A ce titre, la fédération a présenté mardi son propre plan, évalué à cinq milliards d'euros par an. Il prévoit surtout d'élargir les aides destinées aux particuliers en matière de rénovation et de construction.
Il s'agit en premier lieu de MaPrimeRénov', qui concerne les travaux d'isolation et que la fédération veut rouvrir aux ménages les plus aisés, actuellement exclus, ainsi qu'élargir aux résidences secondaires.
En matière de construction de logements, l'organisation veut notamment relever les montants du prêt à taux zéro (PTZ), une aide à l'achat dont l'État a réduit l'ampleur ces dernières années.
Téléchargez la note conjoncturelle de la FFB en cliquant ici.
Le plan de relance proposé par la FFB
Rénovation énergétique
- La mesure phare : dynamiser très fortement les travaux de performance énergétique globale en portant CITE/MaPrimeRénov’ à 400 €/ m² pour tous les ménages.
- En complément dans CITE/MaPrimeRénov’ :
- diminution du reste à charge pour les ménages modestes (400 €) et très modestes (200 €) ;
- réintégration des déciles 9 et 10 ;
- réintégration des chaudières au gaz THPE ;
- ouverture aux résidences secondaires en Zone de revitalisation rurale (ZRR).
- Surcoût budgétaire : 1,9 Md€ par an.
Rénovation énergétique
- CEE :
- « coup de pouce » pour la rénovation globale des maisons individuelles ⇒ aide relevée d'environ 50 €/m² à 200 €/m² ;
- financement d'un nouveau Contrat d'accompagnement énergétique (CAE), permettant de suivre et conseiller un client après rénovation énergétique.
- TVA à 5,5% pour tous les travaux (1,4 Md€ par an).
Accession à la propriété
- Rétablir un PTZ à 40 % du montant d'opération :
- pour les zones B2 et C dans le neuf ;
- pour les zones A et B1 dans l'ancien avec travaux.
- Porter la quotité à 60 % toutes zones si atteinte d'une performance énergétique « supérieure » :
- pour les constructions : « label RE 2020 » à définir ;
- pour les rénovations : saut de 2 classes du Diagnostic de performance énergétique (DPE) après travaux.
- Surcoût budgétaire : 0,6 Md€ par an.
Investissement locatif privé
- Remplacer fiscalité confiscatoire + dispositifs fiscaux dérogatoires par un système de droit commun général, durable, simple et lisible :
- amortissement du prix d'acquisition du bâti sur 50 ans (2% l'an) dans le neuf et l'existant, pour le stock et le flux + amortissement accéléré sur 20 ans (5% l'an) si atteinte du « label RE 2020 » en neuf ;
- amortissement des travaux sur 15 ans + amortissement accéléré sur 10 ans si saut de deux classes DPE ;
- déductibilité du revenu locatif brut des intérêts d'emprunt (sans limite), des petits travaux et des charges locatives ;
- déficit foncier imputable sans limite sur le revenu global positif.

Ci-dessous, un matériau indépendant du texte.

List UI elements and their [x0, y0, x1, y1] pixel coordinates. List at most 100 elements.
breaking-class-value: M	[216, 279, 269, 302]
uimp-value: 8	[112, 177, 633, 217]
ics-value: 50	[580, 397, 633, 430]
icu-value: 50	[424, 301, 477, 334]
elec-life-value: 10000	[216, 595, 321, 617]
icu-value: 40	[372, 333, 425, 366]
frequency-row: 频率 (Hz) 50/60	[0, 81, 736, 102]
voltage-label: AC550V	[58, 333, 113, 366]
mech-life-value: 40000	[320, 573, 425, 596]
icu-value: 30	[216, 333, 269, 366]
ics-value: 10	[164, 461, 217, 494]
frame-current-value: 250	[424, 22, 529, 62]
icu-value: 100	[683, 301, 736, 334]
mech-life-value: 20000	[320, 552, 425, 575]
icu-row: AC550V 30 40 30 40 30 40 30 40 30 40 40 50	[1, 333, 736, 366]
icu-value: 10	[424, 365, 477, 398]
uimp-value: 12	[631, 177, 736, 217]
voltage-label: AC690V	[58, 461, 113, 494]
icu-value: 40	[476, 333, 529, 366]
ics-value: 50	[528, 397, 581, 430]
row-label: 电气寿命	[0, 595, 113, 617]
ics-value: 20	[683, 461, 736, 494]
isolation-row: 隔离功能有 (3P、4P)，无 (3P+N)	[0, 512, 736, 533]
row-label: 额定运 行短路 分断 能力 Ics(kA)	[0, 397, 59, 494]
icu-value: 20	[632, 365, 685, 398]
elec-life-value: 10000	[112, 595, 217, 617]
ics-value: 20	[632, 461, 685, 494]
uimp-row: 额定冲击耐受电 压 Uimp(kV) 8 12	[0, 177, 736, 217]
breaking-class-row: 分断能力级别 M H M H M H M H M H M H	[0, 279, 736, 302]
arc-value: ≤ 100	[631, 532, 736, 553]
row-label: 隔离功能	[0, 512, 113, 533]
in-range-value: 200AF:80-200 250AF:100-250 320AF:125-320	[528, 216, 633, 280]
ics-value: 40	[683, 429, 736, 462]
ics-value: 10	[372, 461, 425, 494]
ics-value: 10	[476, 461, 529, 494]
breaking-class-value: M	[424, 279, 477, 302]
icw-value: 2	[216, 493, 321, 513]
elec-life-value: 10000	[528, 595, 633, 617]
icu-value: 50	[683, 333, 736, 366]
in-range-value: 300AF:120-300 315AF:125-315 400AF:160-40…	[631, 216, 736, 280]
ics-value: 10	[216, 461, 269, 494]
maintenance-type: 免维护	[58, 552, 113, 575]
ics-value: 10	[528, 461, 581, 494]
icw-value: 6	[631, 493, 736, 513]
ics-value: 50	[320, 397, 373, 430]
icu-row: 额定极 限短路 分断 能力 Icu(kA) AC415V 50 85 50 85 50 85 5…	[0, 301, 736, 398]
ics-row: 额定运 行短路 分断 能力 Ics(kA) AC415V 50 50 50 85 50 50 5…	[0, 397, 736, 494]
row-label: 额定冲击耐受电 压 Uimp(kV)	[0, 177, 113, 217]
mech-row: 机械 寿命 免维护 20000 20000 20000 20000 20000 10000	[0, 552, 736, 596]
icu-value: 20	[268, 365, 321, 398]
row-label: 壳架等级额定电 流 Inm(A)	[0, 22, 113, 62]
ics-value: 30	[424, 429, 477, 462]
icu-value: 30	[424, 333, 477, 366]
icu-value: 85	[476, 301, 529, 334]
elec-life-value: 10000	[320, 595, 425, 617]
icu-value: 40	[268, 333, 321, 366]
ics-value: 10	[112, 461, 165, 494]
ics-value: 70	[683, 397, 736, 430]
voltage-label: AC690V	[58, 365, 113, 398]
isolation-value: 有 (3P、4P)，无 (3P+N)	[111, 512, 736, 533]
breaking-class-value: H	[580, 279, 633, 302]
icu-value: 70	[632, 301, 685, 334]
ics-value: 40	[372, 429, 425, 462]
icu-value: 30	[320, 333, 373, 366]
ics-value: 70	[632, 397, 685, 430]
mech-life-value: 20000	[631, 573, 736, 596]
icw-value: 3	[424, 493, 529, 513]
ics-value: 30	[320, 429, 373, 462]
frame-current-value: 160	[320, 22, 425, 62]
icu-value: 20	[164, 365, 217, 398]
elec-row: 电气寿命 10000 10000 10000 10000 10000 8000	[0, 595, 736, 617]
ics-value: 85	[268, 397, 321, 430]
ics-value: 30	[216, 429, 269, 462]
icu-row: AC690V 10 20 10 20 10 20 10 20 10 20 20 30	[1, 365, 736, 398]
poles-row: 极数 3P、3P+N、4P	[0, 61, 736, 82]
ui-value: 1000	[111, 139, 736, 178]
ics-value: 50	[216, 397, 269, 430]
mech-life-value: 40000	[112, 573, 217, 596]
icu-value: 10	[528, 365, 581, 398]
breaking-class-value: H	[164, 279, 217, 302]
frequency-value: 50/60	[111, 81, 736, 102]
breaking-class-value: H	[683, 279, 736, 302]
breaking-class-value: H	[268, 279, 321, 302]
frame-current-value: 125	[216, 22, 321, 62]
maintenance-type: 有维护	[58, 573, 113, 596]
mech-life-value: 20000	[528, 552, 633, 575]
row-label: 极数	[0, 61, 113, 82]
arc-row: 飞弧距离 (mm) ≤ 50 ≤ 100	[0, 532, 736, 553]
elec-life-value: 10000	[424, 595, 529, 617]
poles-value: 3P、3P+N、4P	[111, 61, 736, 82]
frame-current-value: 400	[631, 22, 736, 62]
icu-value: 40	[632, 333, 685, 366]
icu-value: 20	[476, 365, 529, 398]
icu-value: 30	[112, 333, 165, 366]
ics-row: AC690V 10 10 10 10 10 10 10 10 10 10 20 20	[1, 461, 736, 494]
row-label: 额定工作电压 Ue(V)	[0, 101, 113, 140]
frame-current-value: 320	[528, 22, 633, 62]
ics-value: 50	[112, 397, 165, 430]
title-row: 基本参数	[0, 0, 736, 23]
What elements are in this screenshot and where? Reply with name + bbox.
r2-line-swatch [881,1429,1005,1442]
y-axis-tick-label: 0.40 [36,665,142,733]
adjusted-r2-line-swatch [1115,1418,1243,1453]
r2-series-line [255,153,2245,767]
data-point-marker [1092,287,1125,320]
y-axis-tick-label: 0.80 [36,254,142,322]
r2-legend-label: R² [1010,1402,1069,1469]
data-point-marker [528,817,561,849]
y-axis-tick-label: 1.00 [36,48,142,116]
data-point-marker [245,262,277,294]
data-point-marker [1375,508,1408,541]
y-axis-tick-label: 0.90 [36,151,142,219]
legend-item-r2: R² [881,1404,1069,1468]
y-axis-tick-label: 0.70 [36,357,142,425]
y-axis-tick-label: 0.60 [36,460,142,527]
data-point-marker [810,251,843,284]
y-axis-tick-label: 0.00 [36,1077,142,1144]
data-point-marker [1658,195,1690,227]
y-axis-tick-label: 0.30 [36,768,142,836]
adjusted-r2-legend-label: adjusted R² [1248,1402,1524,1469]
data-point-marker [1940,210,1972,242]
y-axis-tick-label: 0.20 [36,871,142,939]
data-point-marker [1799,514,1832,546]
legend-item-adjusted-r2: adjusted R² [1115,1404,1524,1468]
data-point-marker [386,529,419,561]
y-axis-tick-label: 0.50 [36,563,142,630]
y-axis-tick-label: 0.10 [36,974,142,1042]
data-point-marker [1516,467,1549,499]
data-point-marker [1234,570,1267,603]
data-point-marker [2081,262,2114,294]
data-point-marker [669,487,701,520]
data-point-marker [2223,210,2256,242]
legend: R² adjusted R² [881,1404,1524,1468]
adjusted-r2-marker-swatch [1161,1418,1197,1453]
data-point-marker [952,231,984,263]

- Économie budgétaire : 0,5 Md€ par an.
Non résidentiel
- Suramortissement pour la construction de bâtiments non résidentiels privés.
- Majoration de 1 milliard d'euros de la Dotation d'équipement des territoires ruraux (DETR), notamment pour accompagner le déploiement de centres de collecte des déchets professionnels.
- Lancement d'un grand plan EHPAD.
Mesures d'accompagnement
- Obtenir l'assouplissement des deux recommandations du Haut Conseil de stabilité financière (taux d'effort < 33% et prêts immobiliers < 25 ans).
- Définir clairement ce qui est visé dans la lutte contre l'artificialisation.
- Choc de simplification administrative :
- division par deux des délais d'instruction des permis bloqués;
- accélération de la dématérialisation des permis ;
- création d'un permis déclaratif dans un périmètre sous permis d'aménager ou en zone d'aménagement concerté ;
- relèvement à 100.000 euros du seuil des appels d'offre.